The Kindle-Reading Social Media Army Is Coming…
27 May 2011, Sara Linfoot
The way everyone of us reads and responds to a story, book or a newspaper article is different. I think American Psycho describes an utterly compelling fantasist, while my friend found the unrelenting lists…well, tedious But the point is we were happy to argue about it for ages.
In May 2011, Amazon announced it had sold more Kindles in the previous 12 months than paper or hardback books. With this rapid change (the Kindle was launched in November 2007), comes a revolution in reading. The Kindle is opening a whole new way to connect across the web, sharing what you love to read with a very exclusive group.
I can lend a Kindle book to another Kindle friend very easily, for 14 days and with no extra charge from Amazon.com. Sites like lendle.me allow US Kindlers to earn a small fee by lending books for free to other tablet users, using Amazon.com’s API.
But discovering another reader’s thoughts on a particular passage through a ‘highlight’ in a Kindle book creates a completely new connection. I can tell my followers on Twitter about the books and passages I find useful, making a very personal link to people I may not know but have a very specific shared interest with.
Will other people’s view of what they like, hate or just found interesting in a book change the way that I’ll read it? Undoubtedly.
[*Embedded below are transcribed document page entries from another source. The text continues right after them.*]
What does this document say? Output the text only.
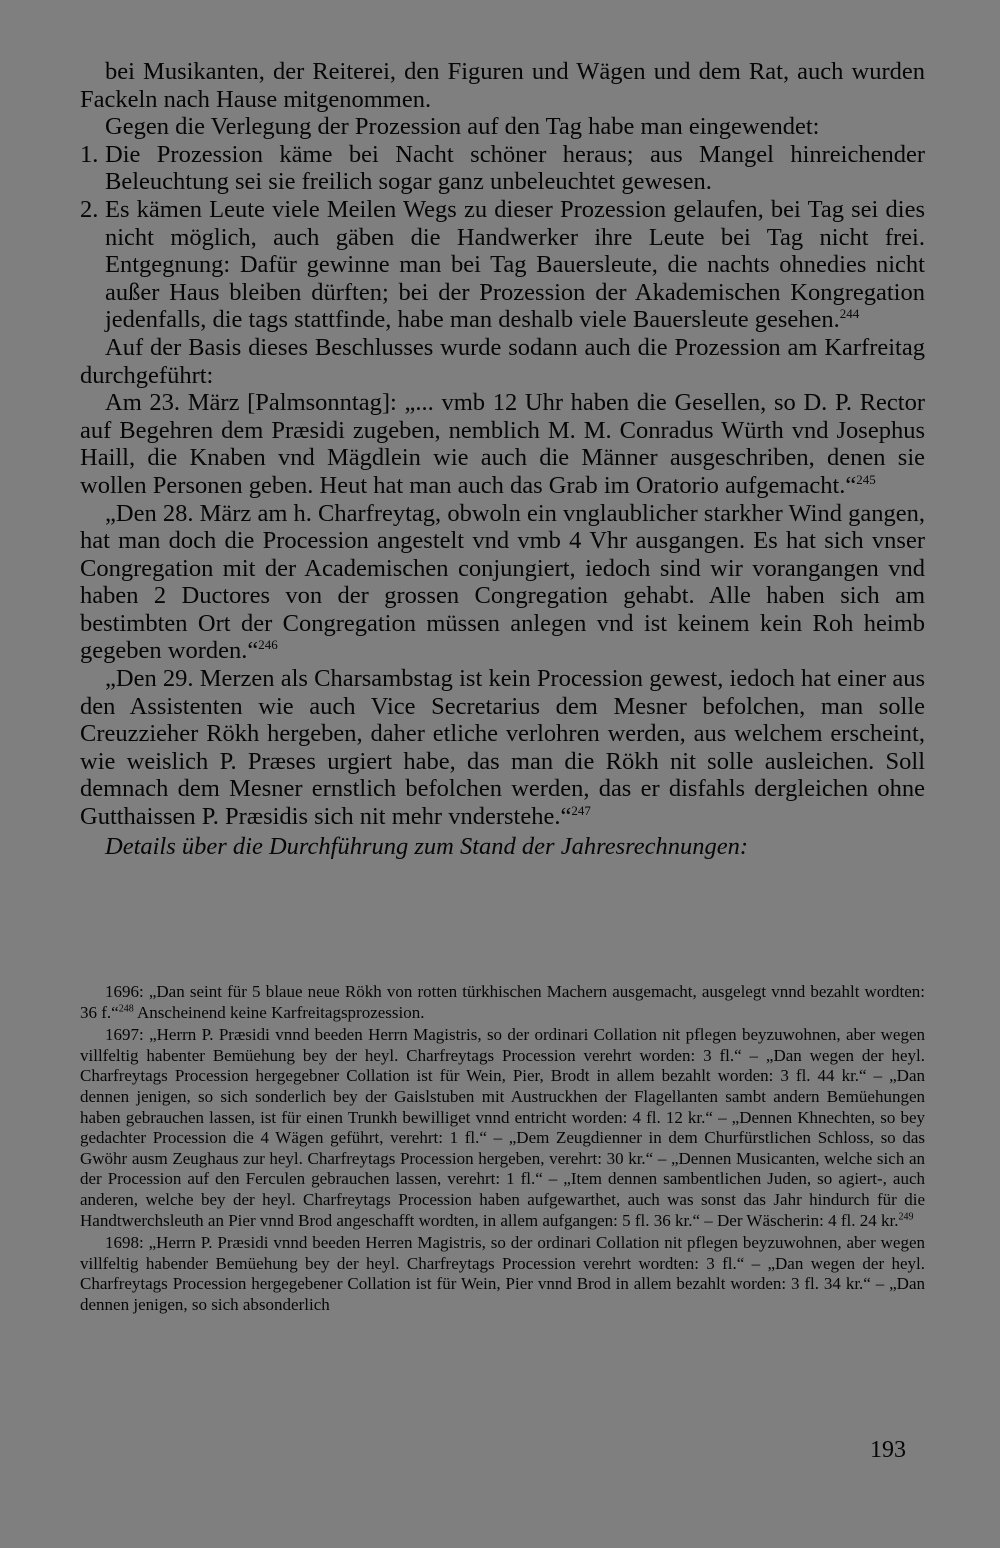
bei Musikanten, der Reiterei, den Figuren und Wägen und dem Rat, auch wurden Fackeln nach Hause mitgenommen.

Gegen die Verlegung der Prozession auf den Tag habe man eingewendet:

1. Die Prozession käme bei Nacht schöner heraus; aus Mangel hinreichender Beleuchtung sei sie freilich sogar ganz unbeleuchtet gewesen.

2. Es kämen Leute viele Meilen Wegs zu dieser Prozession gelaufen, bei Tag sei dies nicht möglich, auch gäben die Handwerker ihre Leute bei Tag nicht frei. Entgegnung: Dafür gewinne man bei Tag Bauersleute, die nachts ohnedies nicht außer Haus bleiben dürften; bei der Prozession der Akademischen Kongregation jedenfalls, die tags stattfinde, habe man deshalb viele Bauersleute gesehen.$^{244}$

Auf der Basis dieses Beschlusses wurde sodann auch die Prozession am Karfreitag durchgeführt:

Am 23. März [Palmsonntag]: „... vmb 12 Uhr haben die Gesellen, so D. P. Rector auf Begehren dem Præsidi zugeben, nemblich M. M. Conradus Würth vnd Josephus Haill, die Knaben vnd Mägdlein wie auch die Männer ausgeschriben, denen sie wollen Personen geben. Heut hat man auch das Grab im Oratorio aufgemacht.“$^{245}$

„Den 28. März am h. Charfreytag, obwoln ein vnglaublicher starkher Wind gangen, hat man doch die Procession angestelt vnd vmb 4 Vhr ausgangen. Es hat sich vnser Congregation mit der Academischen conjungiert, iedoch sind wir vorangangen vnd haben 2 Ductores von der grossen Congregation gehabt. Alle haben sich am bestimbten Ort der Congregation müssen anlegen vnd ist keinem kein Roh heimb gegeben worden.“$^{246}$

„Den 29. Merzen als Charsambstag ist kein Procession gewest, iedoch hat einer aus den Assistenten wie auch Vice Secretarius dem Mesner befolchen, man solle Creuzzieher Rökh hergeben, daher etliche verlohren werden, aus welchem erscheint, wie weislich P. Præses urgiert habe, das man die Rökh nit solle ausleichen. Soll demnach dem Mesner ernstlich befolchen werden, das er disfahls dergleichen ohne Gutthaissen P. Præsidis sich nit mehr vnderstehe.“$^{247}$

Details über die Durchführung zum Stand der Jahresrechnungen:

1696: „Dan seint für 5 blaue neue Rökh von rotten türkhischen Machern ausgemacht, ausgelegt vnnd bezahlt wordten: 36 f.“$^{248}$ Anscheinend keine Karfreitagsprozession.

1697: „Herrn P. Præsidi vnnd beeden Herrn Magistris, so der ordinari Collation nit pflegen beyzuwohnen, aber wegen villfeltig habenter Bemüehung bey der heyl. Charfreytags Procession verehrt worden: 3 fl.“ – „Dan wegen der heyl. Charfreytags Procession hergegebner Collation ist für Wein, Pier, Brodt in allem bezahlt worden: 3 fl. 44 kr.“ – „Dan dennen jenigen, so sich sonderlich bey der Gaislstuben mit Austruckhen der Flagellanten sambt andern Bemüehungen haben gebrauchen lassen, ist für einen Trunkh bewilliget vnnd entricht worden: 4 fl. 12 kr.“ – „Dennen Khnechten, so bey gedachter Procession die 4 Wägen geführt, verehrt: 1 fl.“ – „Dem Zeugdienner in dem Churfürstlichen Schloss, so das Gwöhr ausm Zeughaus zur heyl. Charfreytags Procession hergeben, verehrt: 30 kr.“ – „Dennen Musicanten, welche sich an der Procession auf den Ferculen gebrauchen lassen, verehrt: 1 fl.“ – „Item dennen sambentlichen Juden, so agiert-, auch anderen, welche bey der heyl. Charfreytags Procession haben aufgewarthet, auch was sonst das Jahr hindurch für die Handtwerchsleuth an Pier vnnd Brod angeschafft wordten, in allem aufgangen: 5 fl. 36 kr.“ – Der Wäscherin: 4 fl. 24 kr.$^{249}$

1698: „Herrn P. Præsidi vnnd beeden Herren Magistris, so der ordinari Collation nit pflegen beyzuwohnen, aber wegen villfeltig habender Bemüehung bey der heyl. Charfreytags Procession verehrt wordten: 3 fl.“ – „Dan wegen der heyl. Charfreytags Procession hergegebener Collation ist für Wein, Pier vnnd Brod in allem bezahlt worden: 3 fl. 34 kr.“ – „Dan dennen jenigen, so sich absonderlich

193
This, of course, is all grist to the mill for Amazon. Building a Kindle community who actively debate what’s hot and not is a great way to drive sales too. Spreading the Kindle brand out across the web and knittting it into Twitter, Facebook, etc al is a great piece of positioning, awareness and marketing. Along with the ad supported business model, the hardware barrier is going to get ever lower.
Making the Kindle device cheaper for those who want it and letting users share books and thoughts for free will ultimately be a positive for Amazon – and change the way we read forever.